In keeping with the meta spirit of the film, there are a lot of instances of Steckler’s shameless self-promotion.  Steckler wears a Reading, Pennsylvania hat (as well as a Steckler Films hat), Johnny Legend sings the theme song from Rat Pfink a Boo Boo (and “The South’s Gonna Rise Again” from Two Thousand Maniacs), a cover of “The World’s Greatest Sinner” (in which Steckler served as a cinematographer) is heard, people are seen wearing Incredibly Strange Creatures T-shirts, and the film ends in Steckler’s video store, Mascot Video.  There are also plenty of Steckler signatures on hand, including, lots of narration, recycled footage (in addition to The Incredibly Strange Creatures, scenes from The Las Vegas Serial Killer are used), scenic shots of Las Vegas, and the pizza motif from The Hollywood Strangler Meets the Skid Row Slasher crops up again.

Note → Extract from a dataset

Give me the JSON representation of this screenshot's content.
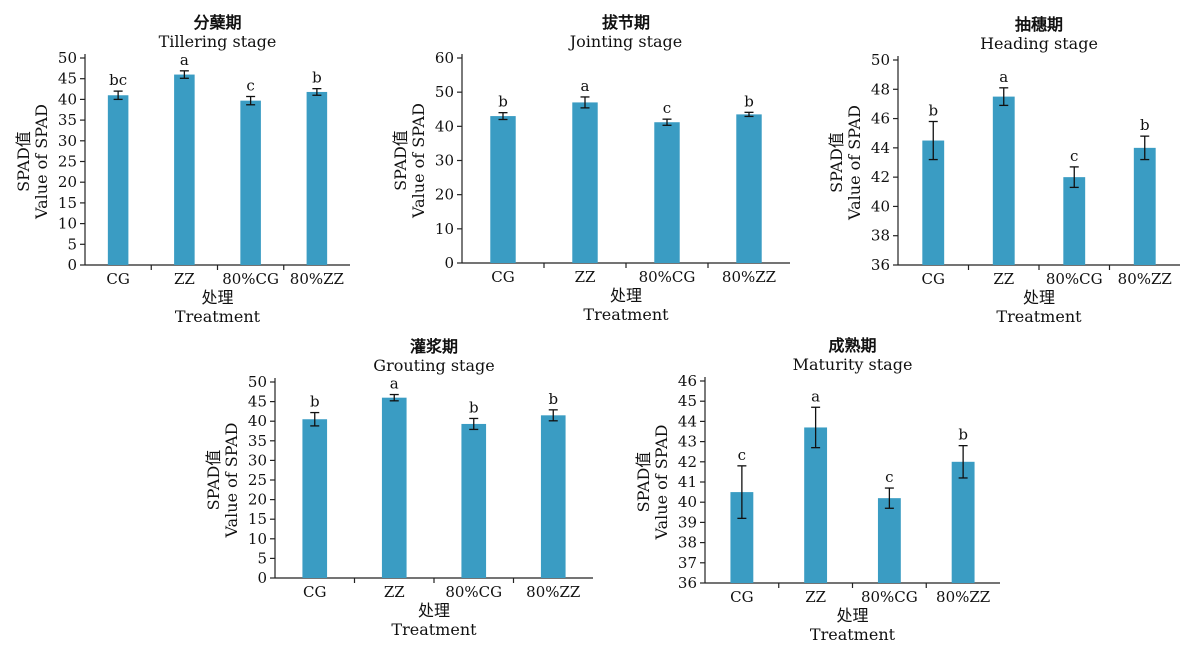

Well, now that I have finished all the Steckler films on the box set (except for Reading, PA), here is my official Ray Dennis Steckler ranking: 

1) Rat Pfink a Boo Boo
2) The Incredibly Strange Creatures Who Stopped Living and Became Mixed-Up Zombies
3) The Hollywood Strangler Meets the Skid Row Slasher
4) Nazi Brothel
5) The Sexorcist’s Devil
6) Wild Guitar
7) Body Fever
8) The Thrill Killers
9) The Mad Love Life of a Hot Vampire
10) The Lemon Grove Kids
11) Red Heat
12) One More Time
13) Face of Evil
14) The Las Vegas Serial Killer
15) Count Al-Kum
16) The Strange Sex Life of Hitler’s Nazis
17) Dr. Cock-Luv
18) Sinthia:  The Devil’s Doll
19) Summer Fun
20) Slashed…
21) Blood Shack (The Chooper cut)
22) Blood Shack (Director’s cut)

Join me next month when we will take a month-long dive into the wild, weird world of Jess Franco for a column called Franco February!  See you then!

Monday, January 30, 2023

TUBI CONTINUED… BLOOD LAKE (1987) *

A bunch of the most annoying chuckleheads you ever saw in a no-budget shot-on-video horror movie go on vacation to their summer home by the lake.  There, they talk (and talk and talk) about sex, drink beer, smoke pot, and waterski.  Little do they know there’s a killer in a big-brimmed hat lurking around the lake with a hunting knife looking to make mincemeat out of them.  

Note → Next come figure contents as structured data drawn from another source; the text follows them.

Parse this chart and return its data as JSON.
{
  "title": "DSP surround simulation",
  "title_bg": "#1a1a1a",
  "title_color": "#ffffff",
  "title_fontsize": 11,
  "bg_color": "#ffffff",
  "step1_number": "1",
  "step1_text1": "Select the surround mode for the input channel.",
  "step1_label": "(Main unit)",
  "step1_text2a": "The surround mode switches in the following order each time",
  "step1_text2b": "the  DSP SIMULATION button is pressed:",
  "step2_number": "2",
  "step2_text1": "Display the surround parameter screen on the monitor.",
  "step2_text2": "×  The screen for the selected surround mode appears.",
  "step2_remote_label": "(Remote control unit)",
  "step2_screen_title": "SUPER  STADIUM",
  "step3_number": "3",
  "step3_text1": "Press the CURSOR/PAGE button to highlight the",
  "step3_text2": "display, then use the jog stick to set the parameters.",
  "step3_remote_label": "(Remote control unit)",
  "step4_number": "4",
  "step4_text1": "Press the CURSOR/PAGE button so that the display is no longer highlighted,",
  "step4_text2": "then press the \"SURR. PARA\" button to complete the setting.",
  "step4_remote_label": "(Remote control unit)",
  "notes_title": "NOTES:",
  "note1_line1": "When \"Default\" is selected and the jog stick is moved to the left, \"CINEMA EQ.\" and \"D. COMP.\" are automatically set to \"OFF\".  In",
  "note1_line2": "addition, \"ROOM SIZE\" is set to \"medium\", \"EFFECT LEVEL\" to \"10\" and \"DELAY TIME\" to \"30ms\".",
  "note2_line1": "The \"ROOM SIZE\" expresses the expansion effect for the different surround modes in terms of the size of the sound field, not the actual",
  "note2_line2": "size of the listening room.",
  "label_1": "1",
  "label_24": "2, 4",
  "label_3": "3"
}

I watched Blood Lake right after Ray Dennis Steckler’s Summer Fun, and it almost feels like a slasher remake of that film.  Both were shot using crummy camcorders on a low budget at a lakeside resort.  (There are instances in both pictures where you could swear the directors are trying to pass off home movies of someone’s vacation as a scene for their movie.)  This one had actual dialogue, but the sound and acting was so poor it made me wish I was watching a silent movie instead.

It doesn’t help that all the characters are raging buttholes.  They almost seem like they came out of a live-action version of Beavis and Butt-Head.  Minus the laughs, of course.  The constant use of waterskiing as padding is also a bit much and the hair metal song that accompanies these sequences (“Feelin’ Free”) gets annoying quickly.  

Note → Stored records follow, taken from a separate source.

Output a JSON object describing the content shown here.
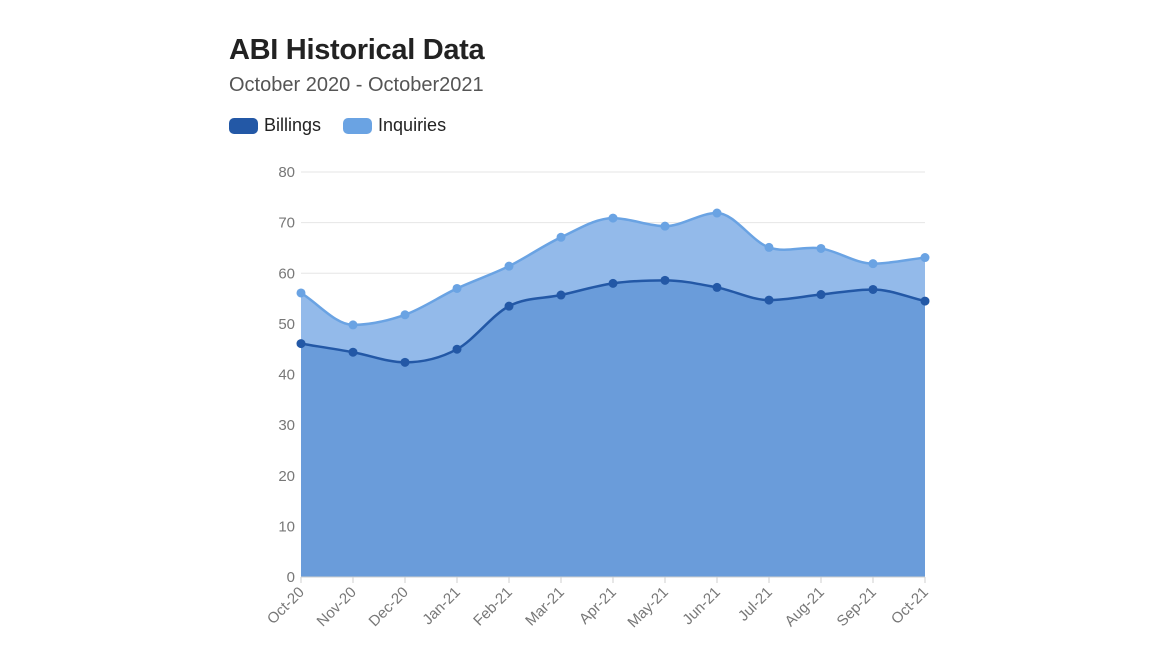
{
  "chart_data": {
    "type": "area",
    "title": "ABI Historical Data",
    "subtitle": "October 2020 - October2021",
    "xlabel": "",
    "ylabel": "",
    "ylim": [
      0,
      80
    ],
    "yticks": [
      "0",
      "10",
      "20",
      "30",
      "40",
      "50",
      "60",
      "70",
      "80"
    ],
    "categories": [
      "Oct-20",
      "Nov-20",
      "Dec-20",
      "Jan-21",
      "Feb-21",
      "Mar-21",
      "Apr-21",
      "May-21",
      "Jun-21",
      "Jul-21",
      "Aug-21",
      "Sep-21",
      "Oct-21"
    ],
    "series": [
      {
        "name": "Billings",
        "color": "#2358a6",
        "fill": "#6a9cda",
        "values": [
          46.1,
          44.4,
          42.4,
          45.0,
          53.5,
          55.7,
          58.0,
          58.6,
          57.2,
          54.7,
          55.8,
          56.8,
          54.5
        ]
      },
      {
        "name": "Inquiries",
        "color": "#6aa3e3",
        "fill": "#93baea",
        "values": [
          56.1,
          49.8,
          51.8,
          57.0,
          61.4,
          67.1,
          70.9,
          69.3,
          71.9,
          65.1,
          64.9,
          61.9,
          63.1
        ]
      }
    ],
    "legend": "top-left",
    "grid": true
  }
}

None of this would matter if there had been some gore or nudity to take the sting out of it.  There is a little blood, although not enough to live up to its title.  Besides, the nighttime scenes are so dark that you can hardly make out the blood anyway, and the red-tinted POV killer stalking sequences are irritating as well.  All the sexual innuendo involving a couple of preteens is a little creepy too.  To make matters worse, just when the movie should be over, it continues on uselessly for another ten minutes.

In short, all involved should go jump in a lake.